Your monthly premium is calculated by your health insurance company based on several factors. such as age, location, type of coverage, and the number of people covered under the plan. For example, if you have family coverage, the premium will likely be higher than an individual plan because it covers more people.
It’s not only important to choose the right coverage for you but also to choose a plan where you can afford the monthly premium. Not being able to afford your premium is not considered a qualifying life event, so you will be stuck paying that monthly premium for a year.
By paying your monthly premium, you ensure that you have the support you need when you visit the doctor, get medications, or receive medical treatments.
A deductible is a specific amount you have to pay before your insurance coverage kicks in to cover your medical expenses. You can think of it as an initial payment you have to make before your insurance company starts sharing the financial responsibility with you.
To illustrate, if your policy has a $1,000 deductible, you’ll have to pay the first $1,000 of services out of pocket. After you’ve met your deductible, you usually only pay a copayment or coinsurance for covered services.
On a similar note, it’s important to know what your out-of-pocket maximum amount is. It’s the maximum amount you will have to pay in a given year for covered medical services. It includes the deductible, as well as other out-of-pocket expenses like copayments and coinsurance.
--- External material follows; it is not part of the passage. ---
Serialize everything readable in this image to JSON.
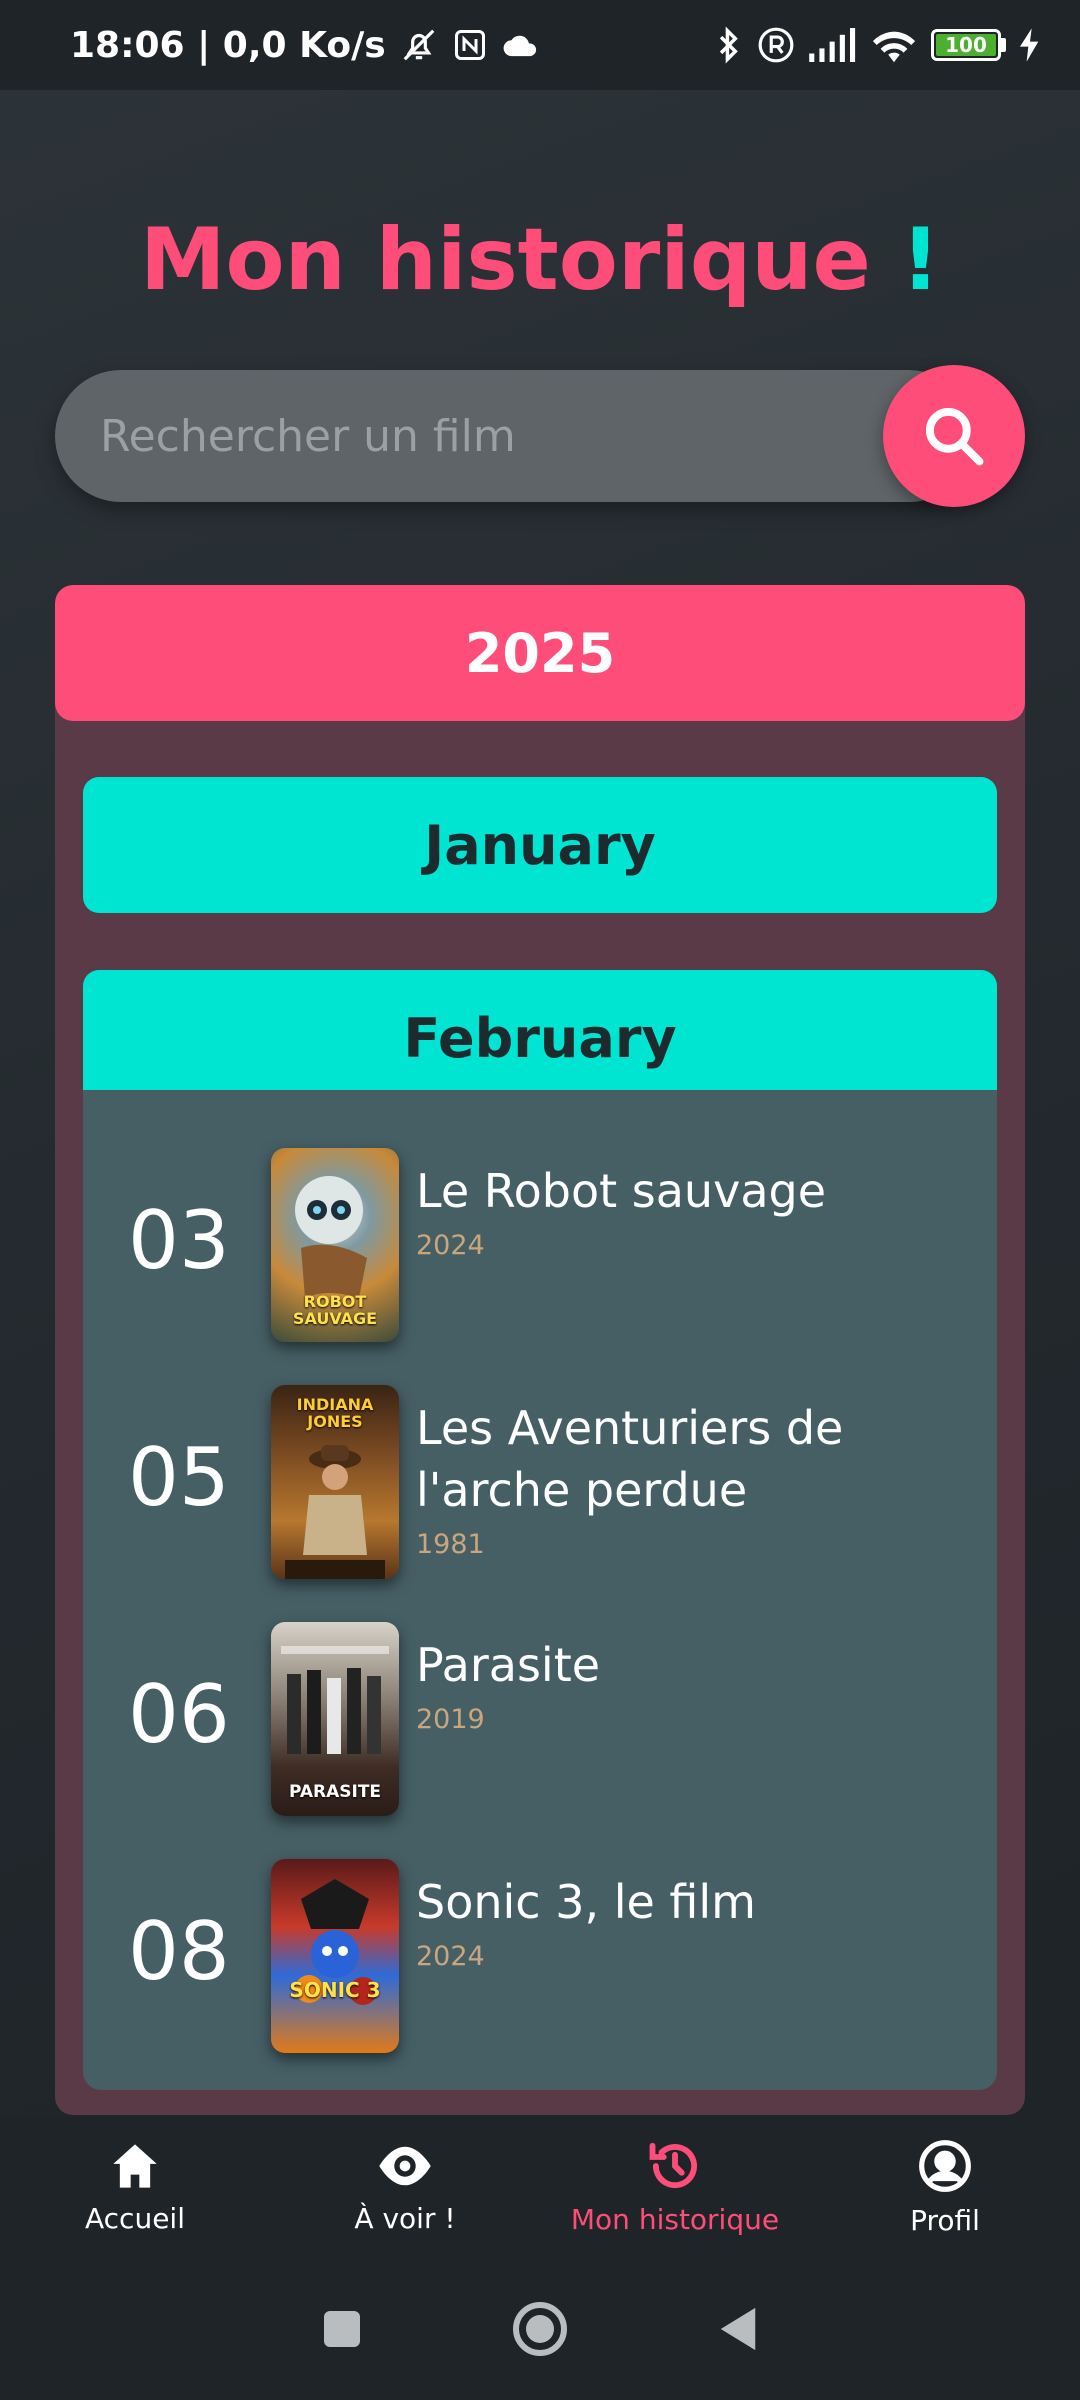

Once you reach this maximum limit, your insurance company takes over and pays for all covered medical services for the remainder of the year.
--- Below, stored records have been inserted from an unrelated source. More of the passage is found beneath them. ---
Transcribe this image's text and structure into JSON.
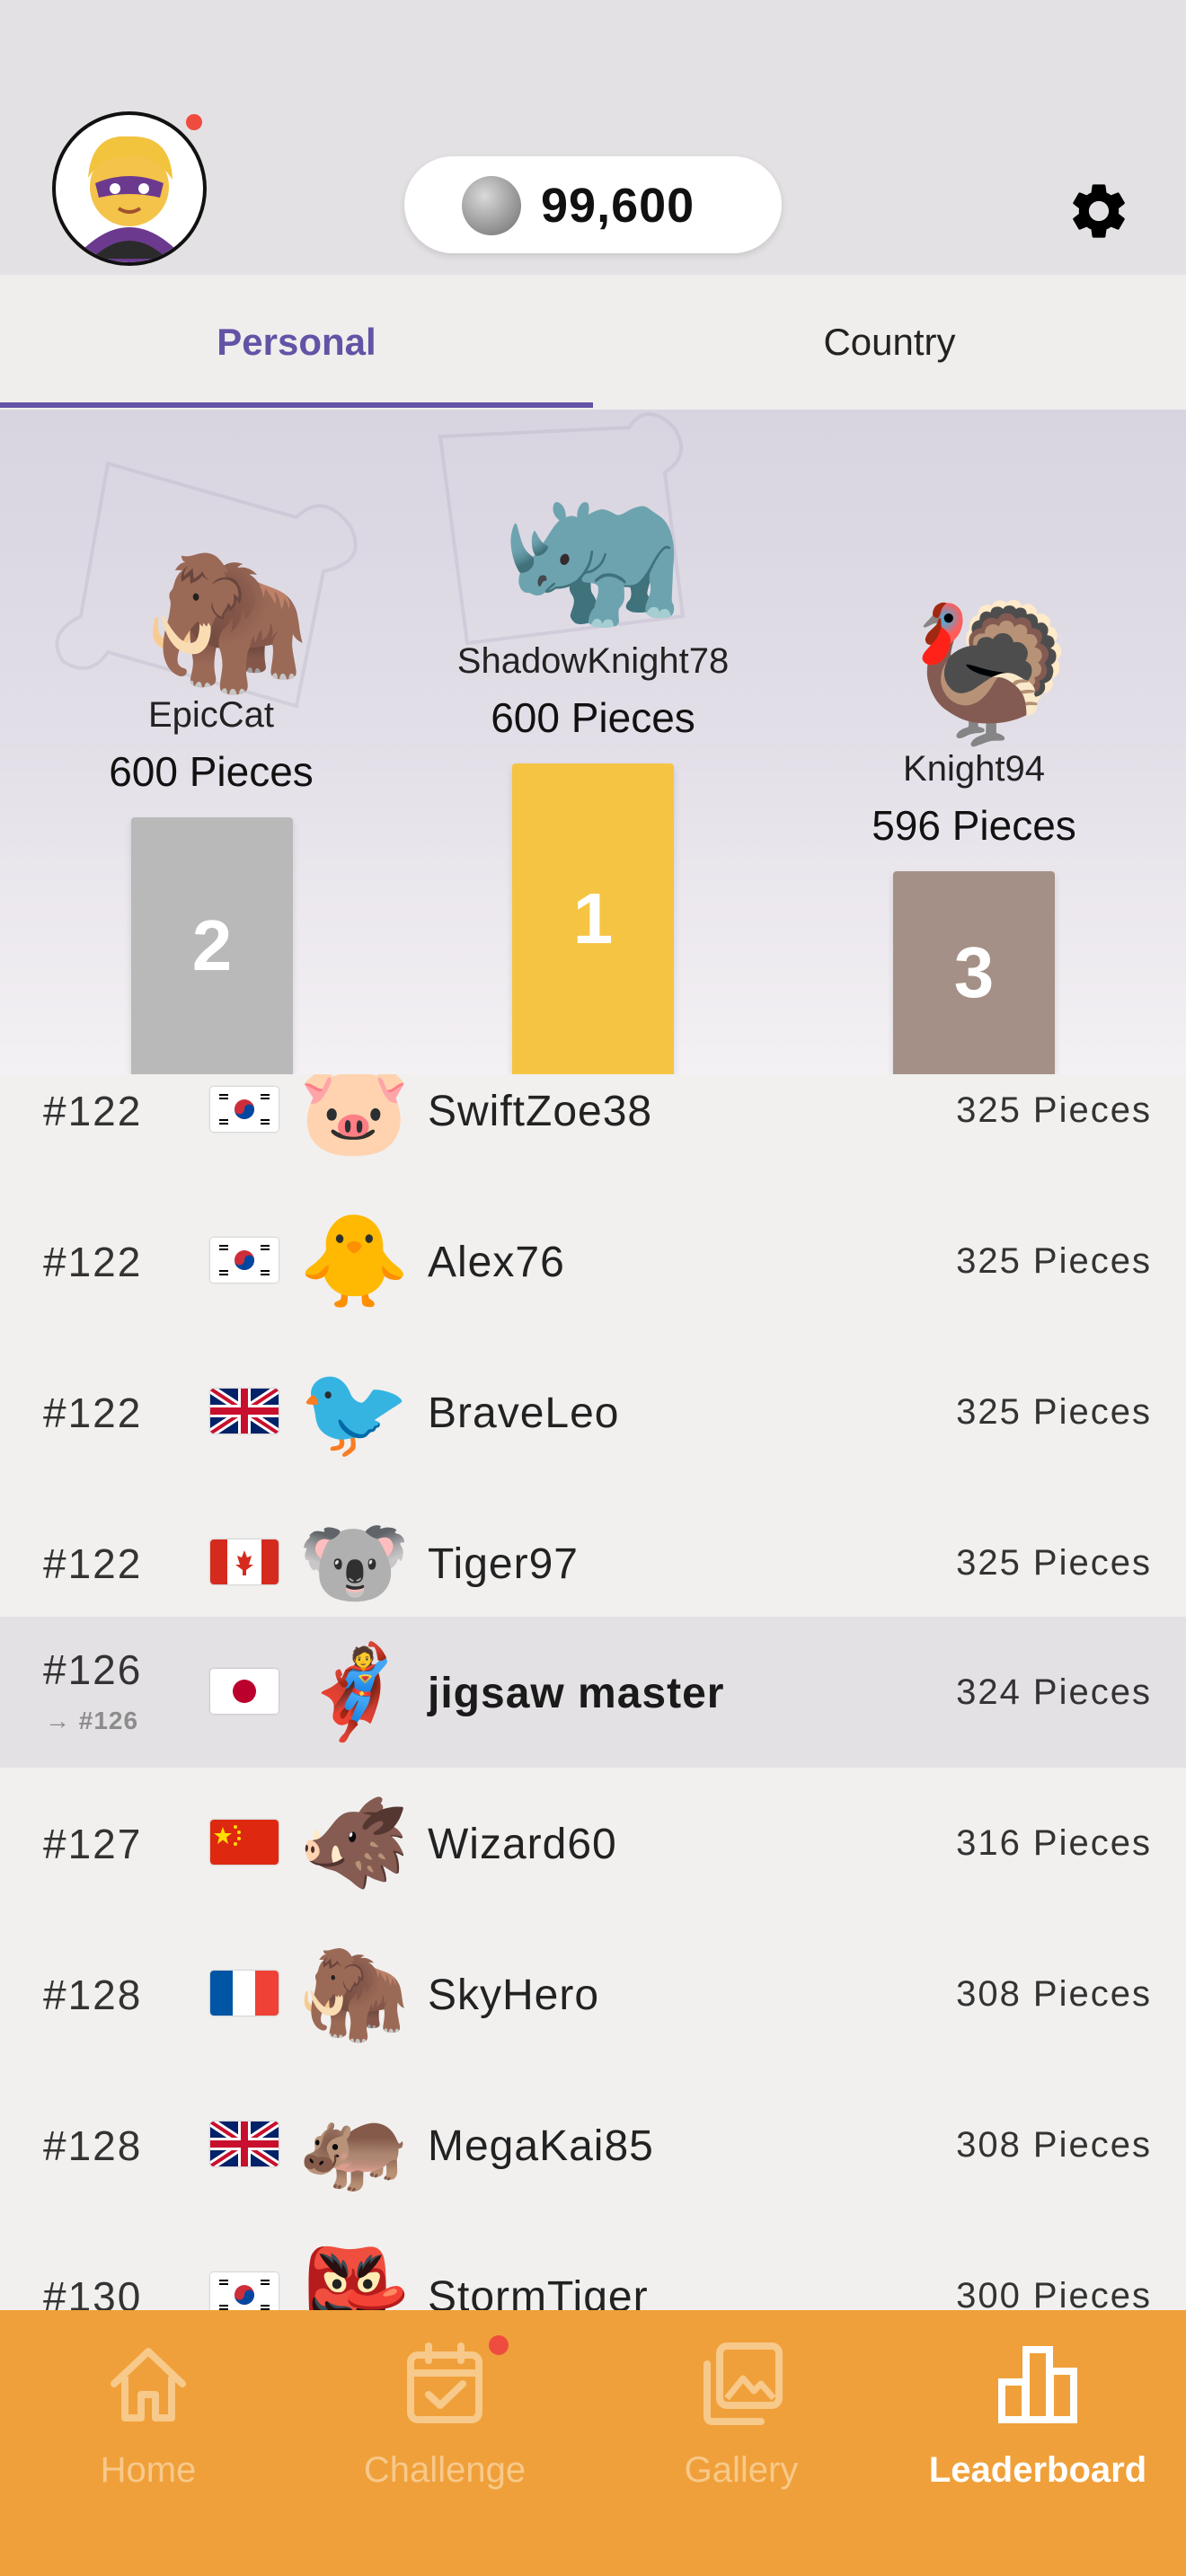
{
  "header": {
    "coins": "99,600",
    "icons": {
      "avatar": "superhero-avatar",
      "coin": "coin-icon",
      "settings": "gear-icon"
    }
  },
  "tabs": [
    {
      "label": "Personal",
      "active": true
    },
    {
      "label": "Country",
      "active": false
    }
  ],
  "podium": [
    {
      "place": "1",
      "name": "ShadowKnight78",
      "pieces": "600 Pieces",
      "emoji": "🦏",
      "color": "#f5c443"
    },
    {
      "place": "2",
      "name": "EpicCat",
      "pieces": "600 Pieces",
      "emoji": "🦣",
      "color": "#b9b9b9"
    },
    {
      "place": "3",
      "name": "Knight94",
      "pieces": "596 Pieces",
      "emoji": "🦃",
      "color": "#a49086"
    }
  ],
  "leaderboard": [
    {
      "rank": "#122",
      "flag": "KR",
      "emoji": "🐷",
      "name": "SwiftZoe38",
      "pieces": "325 Pieces"
    },
    {
      "rank": "#122",
      "flag": "KR",
      "emoji": "🐥",
      "name": "Alex76",
      "pieces": "325 Pieces"
    },
    {
      "rank": "#122",
      "flag": "GB",
      "emoji": "🐦",
      "name": "BraveLeo",
      "pieces": "325 Pieces"
    },
    {
      "rank": "#122",
      "flag": "CA",
      "emoji": "🐨",
      "name": "Tiger97",
      "pieces": "325 Pieces"
    },
    {
      "rank": "#126",
      "rank_change": "→ #126",
      "flag": "JP",
      "emoji": "🦸",
      "name": "jigsaw master",
      "pieces": "324 Pieces",
      "is_me": true
    },
    {
      "rank": "#127",
      "flag": "CN",
      "emoji": "🐗",
      "name": "Wizard60",
      "pieces": "316 Pieces"
    },
    {
      "rank": "#128",
      "flag": "FR",
      "emoji": "🦣",
      "name": "SkyHero",
      "pieces": "308 Pieces"
    },
    {
      "rank": "#128",
      "flag": "GB",
      "emoji": "🦛",
      "name": "MegaKai85",
      "pieces": "308 Pieces"
    },
    {
      "rank": "#130",
      "flag": "KR",
      "emoji": "👺",
      "name": "StormTiger",
      "pieces": "300 Pieces"
    }
  ],
  "nav": [
    {
      "label": "Home",
      "icon": "house-icon",
      "active": false
    },
    {
      "label": "Challenge",
      "icon": "calendar-check-icon",
      "active": false,
      "badge": true
    },
    {
      "label": "Gallery",
      "icon": "gallery-icon",
      "active": false
    },
    {
      "label": "Leaderboard",
      "icon": "bar-chart-icon",
      "active": true
    }
  ],
  "colors": {
    "accent": "#6452a6",
    "nav_bg": "#f0a03a",
    "badge": "#ee4c3f"
  }
}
It’s worth noting that not all insurance plans have a deductible. Additionally, the deductible amount varies between insurance plans. Generally, plans with lower monthly premiums have higher deductibles, while plans with higher premiums tend to have lower deductibles.
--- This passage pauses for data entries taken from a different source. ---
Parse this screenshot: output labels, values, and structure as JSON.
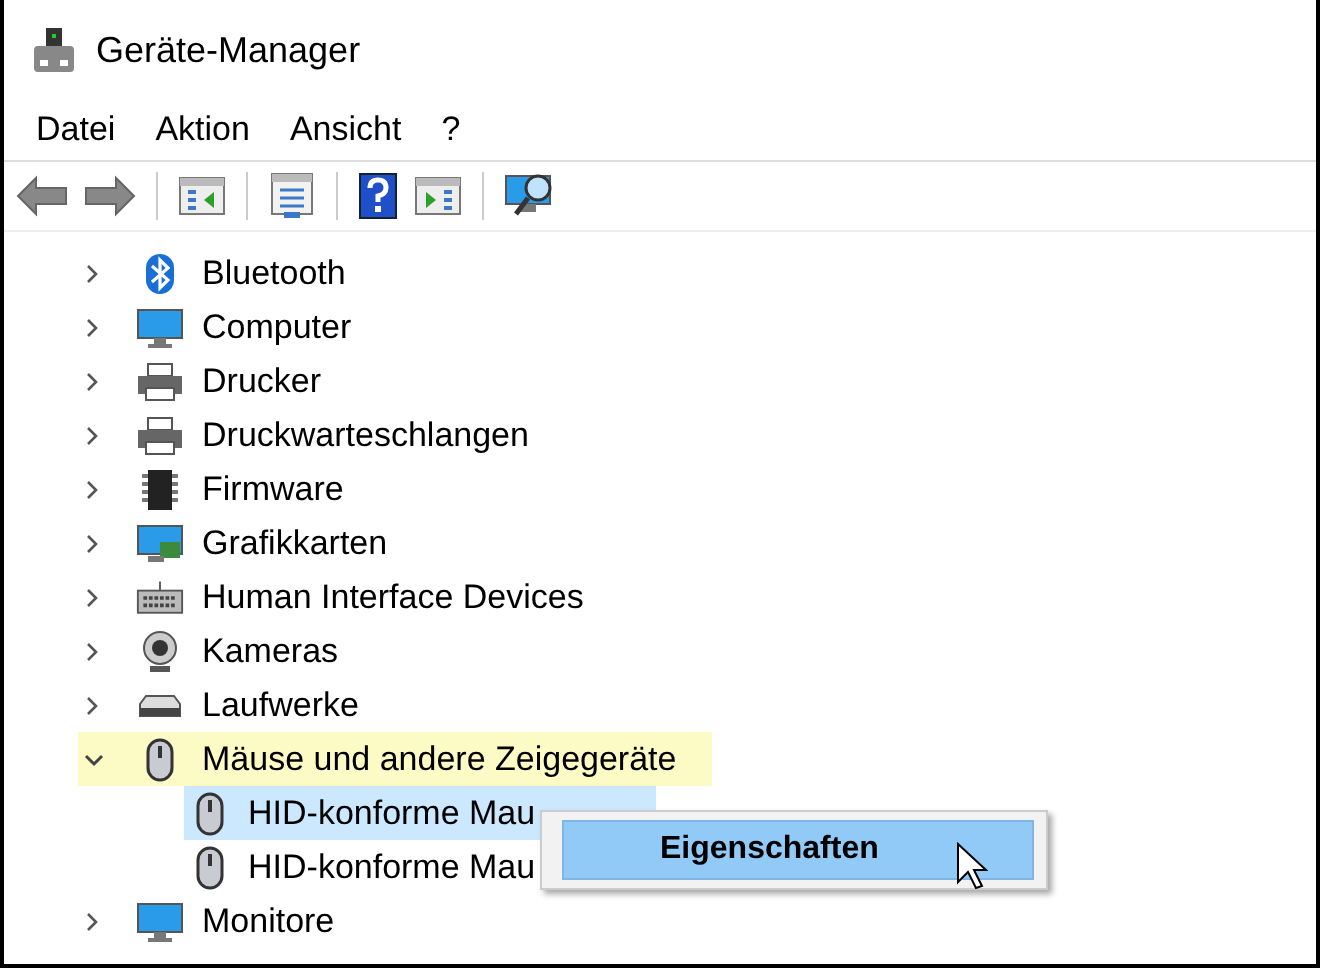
{
  "window": {
    "title": "Geräte-Manager"
  },
  "menu": [
    "Datei",
    "Aktion",
    "Ansicht",
    "?"
  ],
  "tree": [
    {
      "label": "Bluetooth",
      "expanded": false,
      "highlighted": false
    },
    {
      "label": "Computer",
      "expanded": false,
      "highlighted": false
    },
    {
      "label": "Drucker",
      "expanded": false,
      "highlighted": false
    },
    {
      "label": "Druckwarteschlangen",
      "expanded": false,
      "highlighted": false
    },
    {
      "label": "Firmware",
      "expanded": false,
      "highlighted": false
    },
    {
      "label": "Grafikkarten",
      "expanded": false,
      "highlighted": false
    },
    {
      "label": "Human Interface Devices",
      "expanded": false,
      "highlighted": false
    },
    {
      "label": "Kameras",
      "expanded": false,
      "highlighted": false
    },
    {
      "label": "Laufwerke",
      "expanded": false,
      "highlighted": false
    },
    {
      "label": "Mäuse und andere Zeigegeräte",
      "expanded": true,
      "highlighted": true,
      "children": [
        {
          "label": "HID-konforme Mau",
          "selected": true
        },
        {
          "label": "HID-konforme Mau",
          "selected": false
        }
      ]
    },
    {
      "label": "Monitore",
      "expanded": false,
      "highlighted": false
    }
  ],
  "context_menu": [
    {
      "label": "Eigenschaften",
      "selected": true
    }
  ]
}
5. Health Savings Account (HSA)
A Health Savings Account is a tax-free account for qualified medical expenses, making payment and accounting easy. This savings account is available to those enrolled in a high-deductible health plan (HDHP). An HSA can cover a wide range of costs, including deductibles, copayments, coinsurance, and other eligible healthcare expenses not covered by your health insurance plan. Be sure to review your plan to see what is considered a qualified medical expense.
A unique feature of an HSA is the funds in an HSA roll over year after year if you don’t spend them, providing a long-term savings option for future healthcare costs. Moreover, after reaching the age of 65, you can withdraw the money for any purpose without penalty, although the withdrawal might be subject to income tax if not used for eligible medical expenses.
HSAs offer three major tax advantages—contributions are tax-deductible, the account earnings grow tax-free, and withdrawals for qualified medical expenses are also tax-free. These benefits make HSAs a powerful tool for both healthcare and retirement savings, helping individuals and families prepare financially for both expected and unexpected health-related expenses.
Navigating open enrollment can be tricky, but having an understanding of the key terms is a great place to start. With knowledge of these five terms, you can confidently make informed decisions about your healthcare coverage, ensuring you have the coverage you need without breaking the bank.
Don’t miss out on the opportunity to optimize your benefits and don’t be like the 48% of people who would rather walk on hot coals than update their benefits package during their open enrollment period1. Update your enrollment, review available health plans thoroughly, and secure your financial well-being for the future.